A facial recognition software from Amazon falsely matched multiple members of Congress with mugshots, according to research from the American Civil Liberties Union.

According to the ACLU, Amazon’s Rekognition software “incorrectly matched 28 members of Congress, identifying them as other people who have been arrested for a crime,” according to a news release.

According to a description on Amazon’s website for Rekognition:

“Rekognition provides highly accurate facial analysis and facial recognition on images and video that you provide. You can detect, analyze, and compare faces for a wide variety of user verification, people counting, and public safety use cases.”

“The members of Congress who were falsely matched with the mugshot database we used in the test include Republicans and Democrats, men and women, and legislators of all ages, from all across the country,” the ACLU said in a statement. However, according to the ACLU, the false matches were “disproportionately of people of color, including six members of the Congressional Black Caucus.”

In a statement, an Amazon spokeswoman questioned the ACLU’s methodology for the test and said setting the “match” threshold at 80 percent confidence is too low.

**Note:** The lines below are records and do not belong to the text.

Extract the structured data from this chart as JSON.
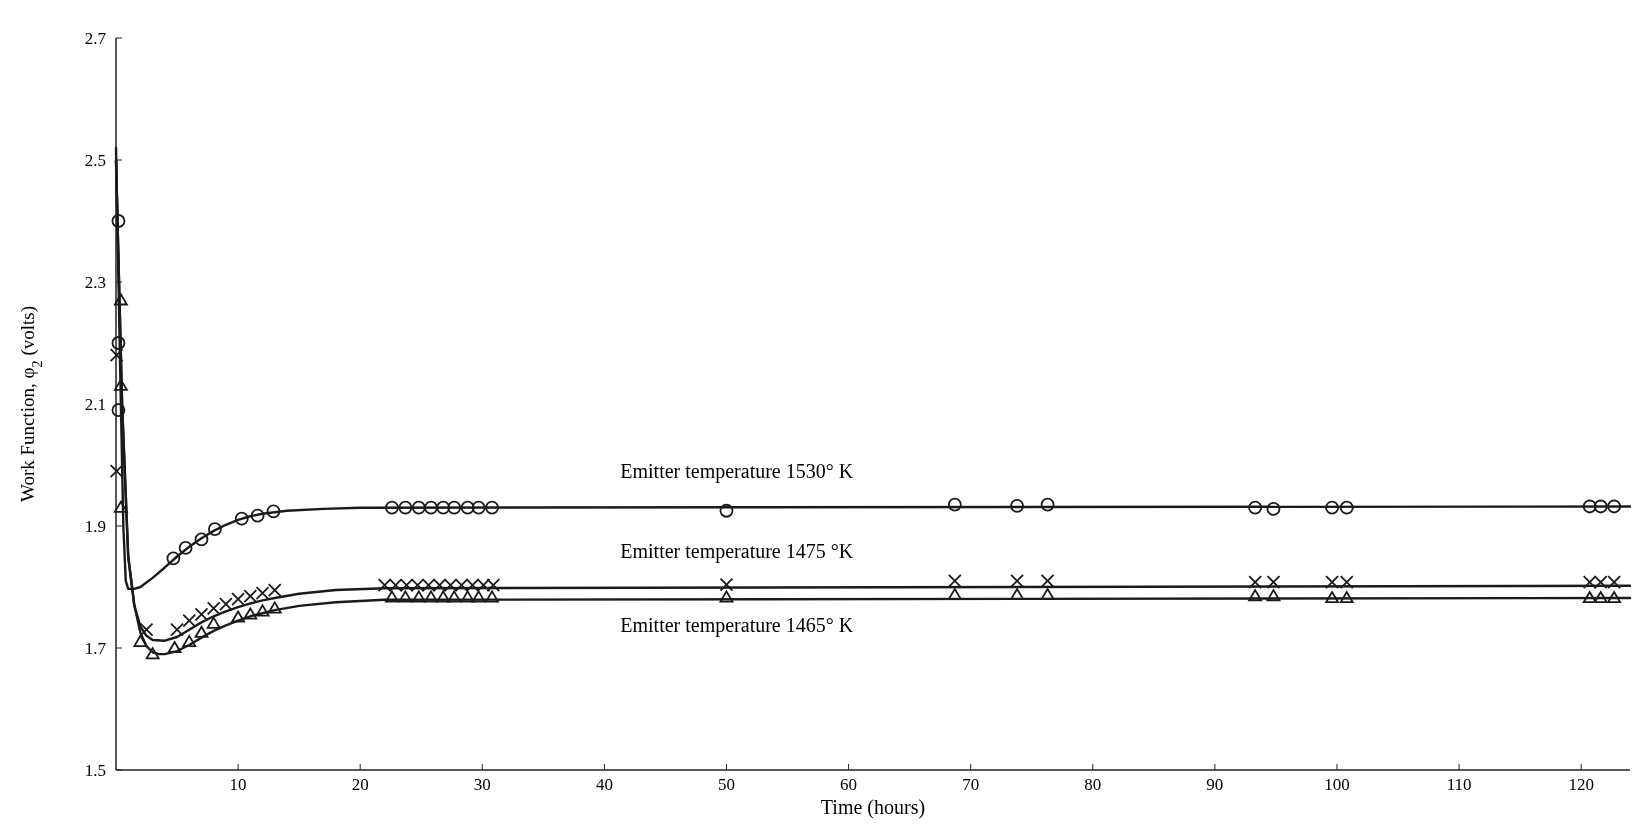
{
  "chart_data": {
    "type": "scatter",
    "xlabel": "Time (hours)",
    "ylabel": "Work Function, φ$_{2}$ (volts)",
    "xlim": [
      0,
      124
    ],
    "ylim": [
      1.5,
      2.7
    ],
    "xticks": [
      10,
      20,
      30,
      40,
      50,
      60,
      70,
      80,
      90,
      100,
      110,
      120
    ],
    "yticks": [
      1.5,
      1.7,
      1.9,
      2.1,
      2.3,
      2.5,
      2.7
    ],
    "grid": false,
    "series": [
      {
        "marker": "circle",
        "color": "#1a1a1a",
        "x": [
          0.2,
          0.2,
          0.2,
          4.7,
          5.7,
          7.0,
          8.1,
          10.3,
          11.6,
          12.9,
          22.6,
          23.7,
          24.8,
          25.8,
          26.8,
          27.7,
          28.8,
          29.7,
          30.8,
          50.0,
          68.7,
          73.8,
          76.3,
          93.3,
          94.8,
          99.6,
          100.8,
          120.7,
          121.6,
          122.7
        ],
        "values": [
          2.4,
          2.2,
          2.09,
          1.847,
          1.864,
          1.878,
          1.895,
          1.912,
          1.917,
          1.924,
          1.93,
          1.93,
          1.93,
          1.93,
          1.93,
          1.93,
          1.93,
          1.93,
          1.93,
          1.925,
          1.935,
          1.933,
          1.935,
          1.93,
          1.928,
          1.93,
          1.93,
          1.932,
          1.932,
          1.932
        ]
      },
      {
        "marker": "cross",
        "color": "#1a1a1a",
        "x": [
          0.05,
          0.05,
          2.5,
          5,
          6,
          7,
          8,
          9,
          10,
          11,
          12,
          13,
          22.0,
          22.9,
          23.8,
          24.7,
          25.6,
          26.5,
          27.4,
          28.3,
          29.2,
          30.1,
          30.9,
          50.0,
          68.7,
          73.8,
          76.3,
          93.3,
          94.8,
          99.6,
          100.8,
          120.7,
          121.6,
          122.7
        ],
        "values": [
          2.18,
          1.99,
          1.73,
          1.73,
          1.745,
          1.755,
          1.765,
          1.772,
          1.78,
          1.785,
          1.79,
          1.795,
          1.803,
          1.803,
          1.803,
          1.803,
          1.803,
          1.803,
          1.803,
          1.803,
          1.803,
          1.803,
          1.803,
          1.804,
          1.81,
          1.81,
          1.81,
          1.808,
          1.808,
          1.808,
          1.808,
          1.808,
          1.808,
          1.808
        ]
      },
      {
        "marker": "triangle",
        "color": "#1a1a1a",
        "x": [
          0.4,
          0.4,
          0.4,
          2.0,
          3.0,
          4.8,
          6,
          7,
          8,
          10,
          11,
          12,
          13,
          22.6,
          23.7,
          24.8,
          25.8,
          26.8,
          27.7,
          28.8,
          29.7,
          30.8,
          50.0,
          68.7,
          73.8,
          76.3,
          93.3,
          94.8,
          99.6,
          100.8,
          120.7,
          121.6,
          122.7
        ],
        "values": [
          2.27,
          2.13,
          1.93,
          1.71,
          1.69,
          1.7,
          1.71,
          1.725,
          1.74,
          1.75,
          1.755,
          1.76,
          1.765,
          1.783,
          1.783,
          1.783,
          1.783,
          1.783,
          1.783,
          1.783,
          1.783,
          1.783,
          1.783,
          1.787,
          1.787,
          1.787,
          1.785,
          1.785,
          1.782,
          1.782,
          1.782,
          1.782,
          1.782
        ]
      },
      {
        "type": "line",
        "name": "Emitter temperature 1530° K",
        "marker": "none",
        "line_style": "solid",
        "color": "#1a1a1a",
        "x": [
          0,
          0.3,
          0.6,
          0.8,
          1,
          1.5,
          2,
          3,
          4,
          5,
          6,
          7,
          8,
          9,
          10,
          11,
          12,
          14,
          17,
          20,
          124
        ],
        "values": [
          2.52,
          2.2,
          1.9,
          1.81,
          1.797,
          1.797,
          1.8,
          1.815,
          1.832,
          1.85,
          1.866,
          1.88,
          1.892,
          1.902,
          1.91,
          1.916,
          1.92,
          1.925,
          1.928,
          1.93,
          1.932
        ]
      },
      {
        "type": "line",
        "name": "Emitter temperature 1475 °K",
        "marker": "none",
        "line_style": "solid",
        "color": "#1a1a1a",
        "x": [
          0,
          0.5,
          1,
          1.5,
          2,
          2.5,
          3,
          4,
          5,
          6,
          7,
          8,
          9,
          10,
          11,
          12,
          13,
          15,
          18,
          22,
          124
        ],
        "values": [
          2.5,
          2.1,
          1.85,
          1.77,
          1.735,
          1.72,
          1.713,
          1.712,
          1.718,
          1.73,
          1.742,
          1.752,
          1.76,
          1.767,
          1.773,
          1.778,
          1.782,
          1.789,
          1.795,
          1.798,
          1.802
        ]
      },
      {
        "type": "line",
        "name": "Emitter temperature 1465° K",
        "marker": "none",
        "line_style": "solid",
        "color": "#1a1a1a",
        "x": [
          0,
          0.5,
          1,
          1.5,
          2,
          2.5,
          3,
          3.5,
          4,
          5,
          6,
          7,
          8,
          9,
          10,
          11,
          12,
          13,
          15,
          18,
          22,
          124
        ],
        "values": [
          2.5,
          2.1,
          1.85,
          1.77,
          1.725,
          1.703,
          1.693,
          1.69,
          1.69,
          1.695,
          1.705,
          1.717,
          1.728,
          1.737,
          1.745,
          1.752,
          1.757,
          1.762,
          1.769,
          1.775,
          1.779,
          1.782
        ]
      }
    ]
  }
}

“While 80 percent confidence is an acceptable threshold for photos of hot dogs, chairs, animals, or other social media use cases, it wouldn’t be appropriate for identifying individuals with a reasonable level of certainty,” an Amazon spokeswoman said.

According to BuzzFeed News, Rep. Jimmy Gomez and Rep. John Lewis have asked to meet with Jeff Bezos to discuss the facial recognition software.

Back in May, the ACLU expressed concerns with the new software. In a statement to TechCrunch, Amazon said the tool has many useful applications in the real world.”